ぼくは空を見上げ、そしてまた歩き始めた。
同じ高校に通う生徒たちがいくつかのグループを作って歩いている。ぼくはひとりで歩く。
冷たさが気持ちいい。
おしゃべりをしているグループ、単語帳を片手に歩いていくグループ、男子だけ、女子だけ、男女混じっているグループといろいろだ。
ぼくはどれにも属さずにひとりで歩く。
革靴の音が小さく響く。友だちはたいてい運動靴を履いているけれど、僕は高校からは革靴で登校していた。なんかかっこいいと思ったからだ。大人になった気がした。

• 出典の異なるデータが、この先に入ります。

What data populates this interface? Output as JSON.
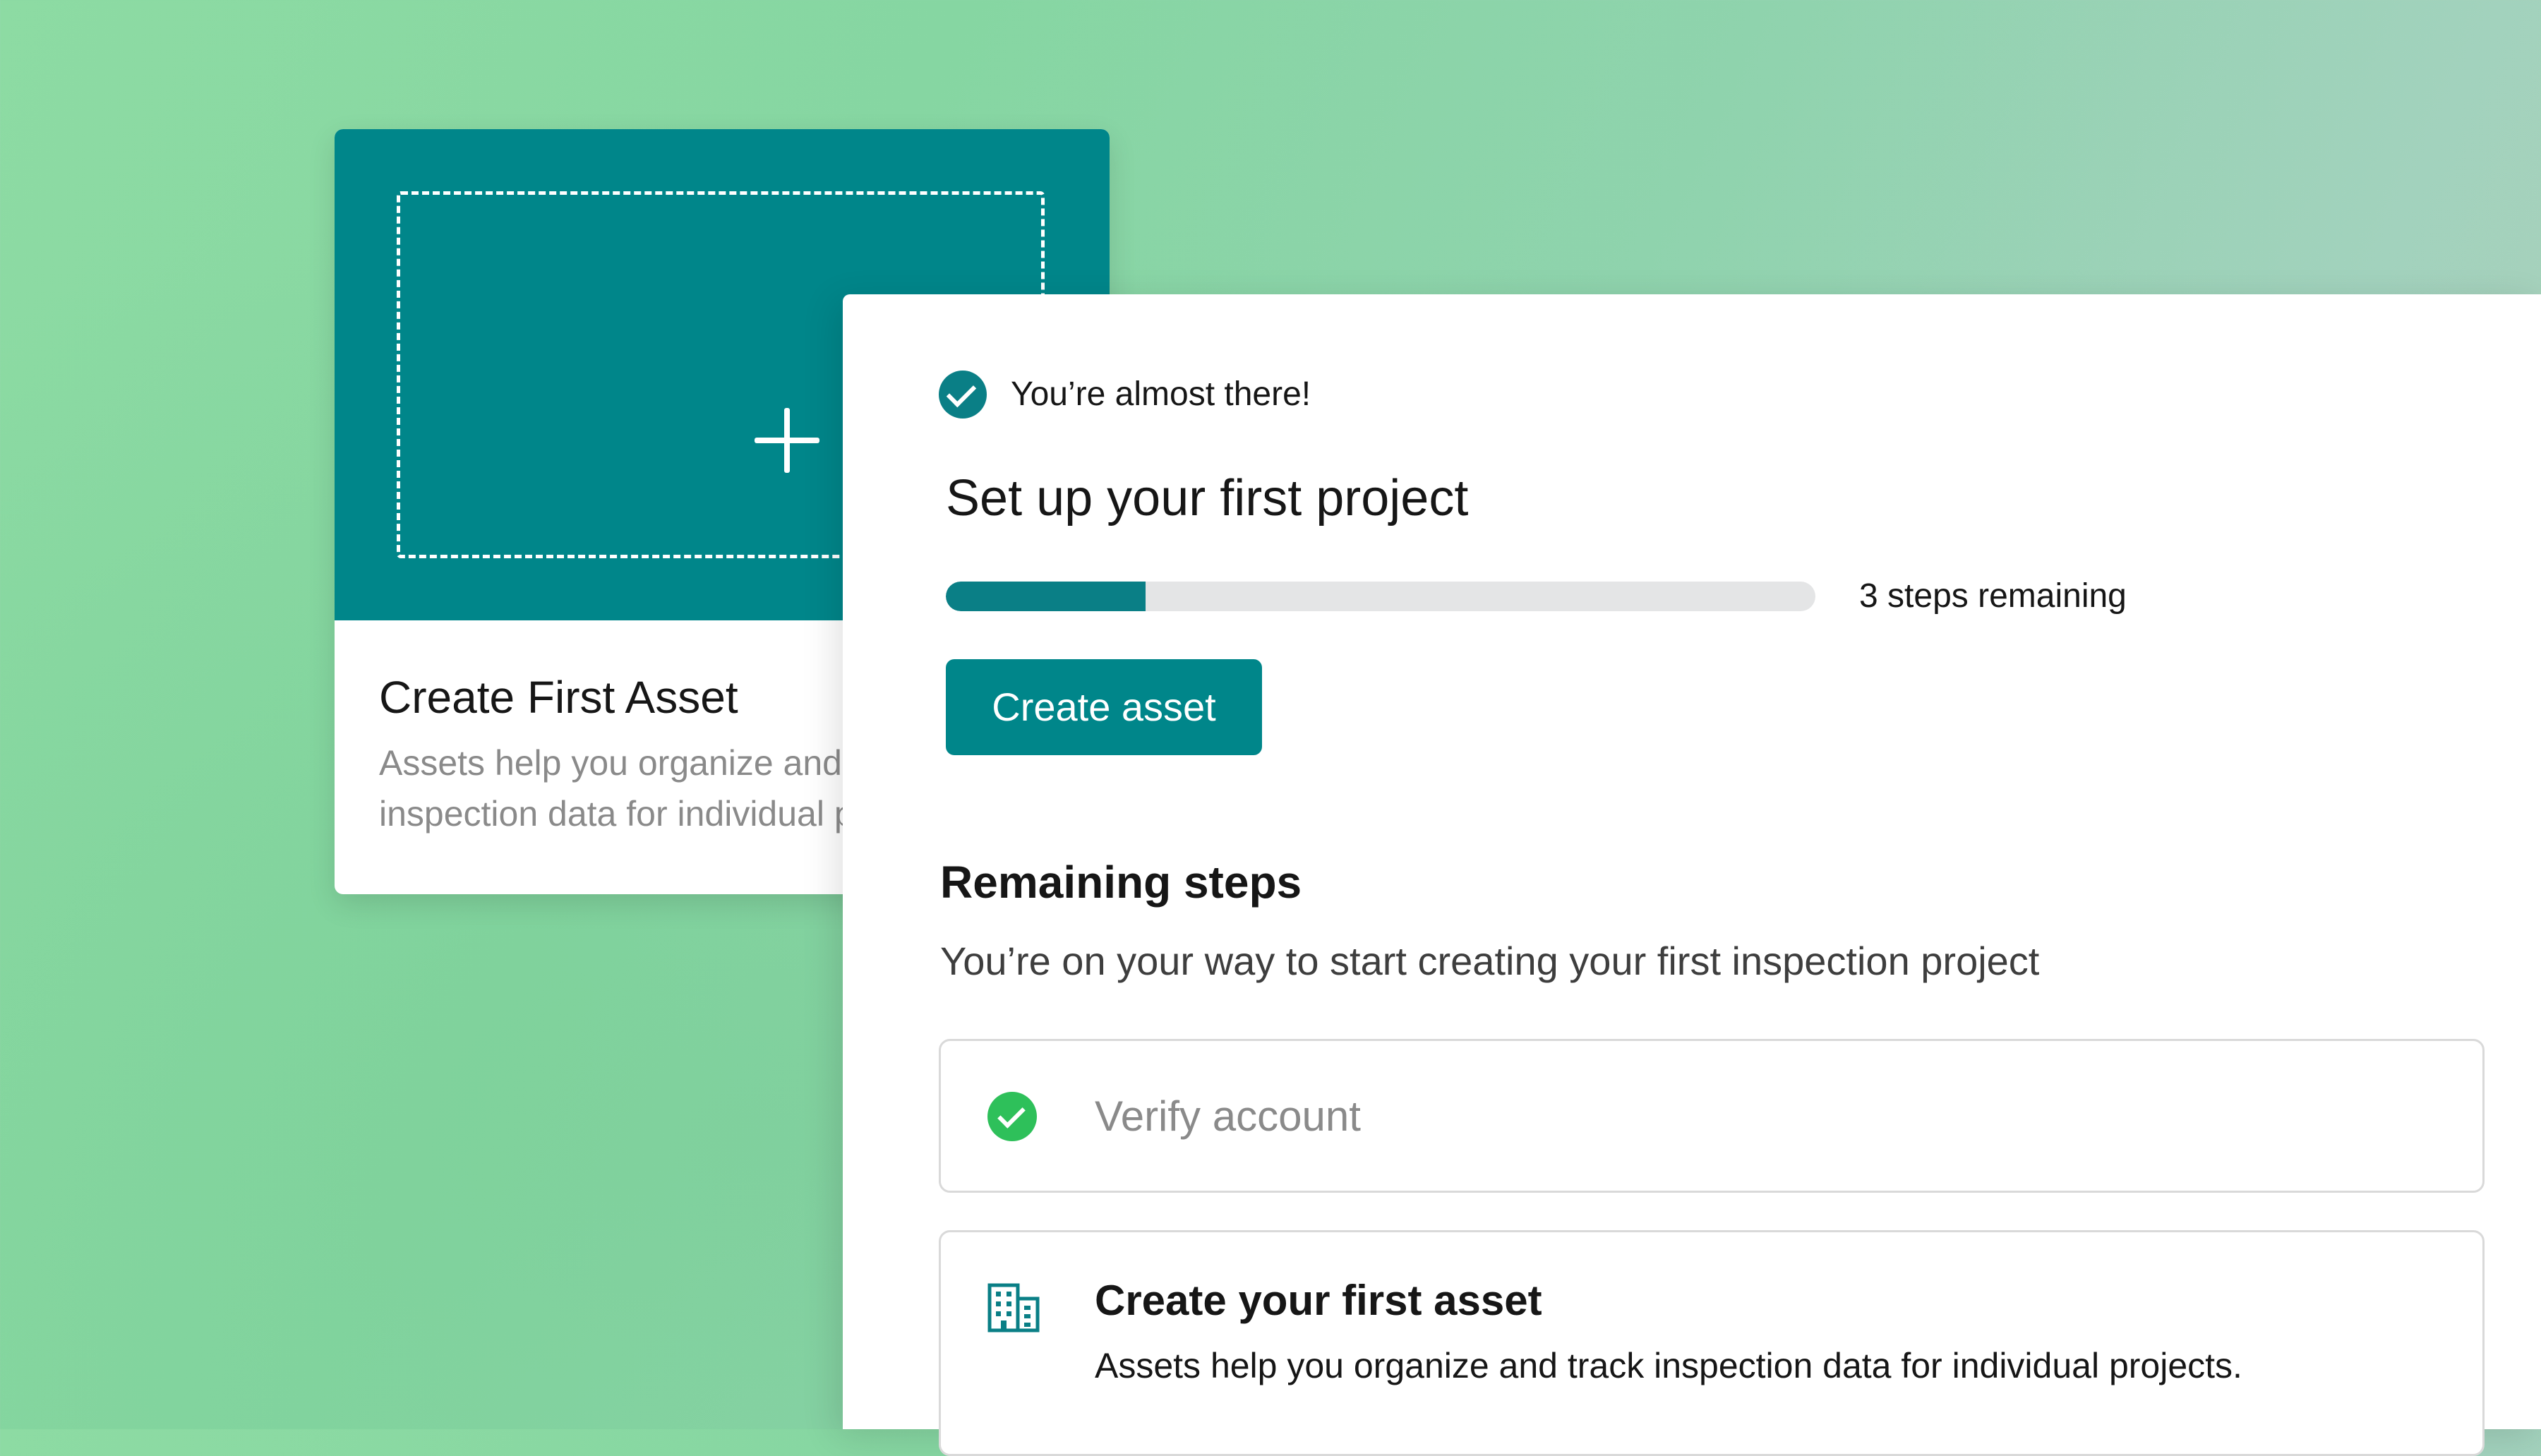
{
  "background_card": {
    "title": "Create First Asset",
    "description": "Assets help you organize and track inspection data for individual projects.",
    "icon": "plus-icon"
  },
  "panel": {
    "status_text": "You’re almost there!",
    "status_icon": "check-circle-icon",
    "title": "Set up your first project",
    "progress": {
      "fraction_complete": 0.23,
      "label": "3 steps remaining"
    },
    "primary_button": "Create asset",
    "remaining": {
      "heading": "Remaining steps",
      "subtitle": "You’re on your way to start creating your first inspection project",
      "steps": [
        {
          "label": "Verify account",
          "status": "complete",
          "icon": "green-check-icon"
        },
        {
          "label": "Create your first asset",
          "description": "Assets help you organize and track inspection data for individual projects.",
          "status": "pending",
          "icon": "building-icon"
        }
      ]
    }
  },
  "colors": {
    "accent": "#00868a",
    "success": "#2ec05a",
    "track": "#e4e5e6"
  }
}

友だちがいないわけじゃない。だけど、ぼくはひとりの時間を楽しむことが出来る。だから、ひとりで登校する。
冬休みを終えて、新学期が始まった。
新しく始まるものはいい。なんでも。
高校一年生はまだ続くけれど、年が明けたからまた新しい気持ちで、新しいことを始めてみようかと思う。
「湊、おはよう!」
「おはよう、悠斗」
校門が見えてきたところで、向こうから来たクラスメイトの悠斗と出会う。
「湊、冬休み、どうだった?」
「んー、ふつう」
「どこか行かなかったの? オレはおじいちゃんちに行ったよ。お年玉、もらえた!」
「今年は行かなかったな。父さんの方も母さんの方も。病気だったりして向こうの都合が悪くて。あ、でも、お年玉はもらったよ。親経由で」
「へえ。……ところで、明日もう、英語の小テストがあるよね」
「うん。勉強した?」
「びみょー」
悠斗がおどけて言う。
ぼくは笑いを返しながら、今年は英語をちゃんと頑張ろうと決意していた。
だから、ぼくはまずは小テストで満点をとろうと頑張った。悠斗が知ったら驚くに違いない。何しろぼくは英語がからきし出来なかったからだ。
元日に家族で初詣に行って、厳かな気持ちになった。
おみくじを引いたら中吉で、相変わらずぼくは「普通」なんだという気持ちになった。しかし、「地道に努力すれば運が開ける」と書いてあり、ただ流されているだけでなく、少し頑張ってみようかなという気持ちになったのだ。
何もせずにいて後悔したくない。
突然、そういう考えが降ってきた。
ぼくは新しい気持ちで学校に向かう。今日が新しいぼくのはじまりだ。
「はじまり」 了
*ショートショートの連作で、10万字超の長編にいたします。
1話ごとに読み切りの形式で、次話に続きます。
毎日2回(7時、18時)更新。よろしくお願いいたします!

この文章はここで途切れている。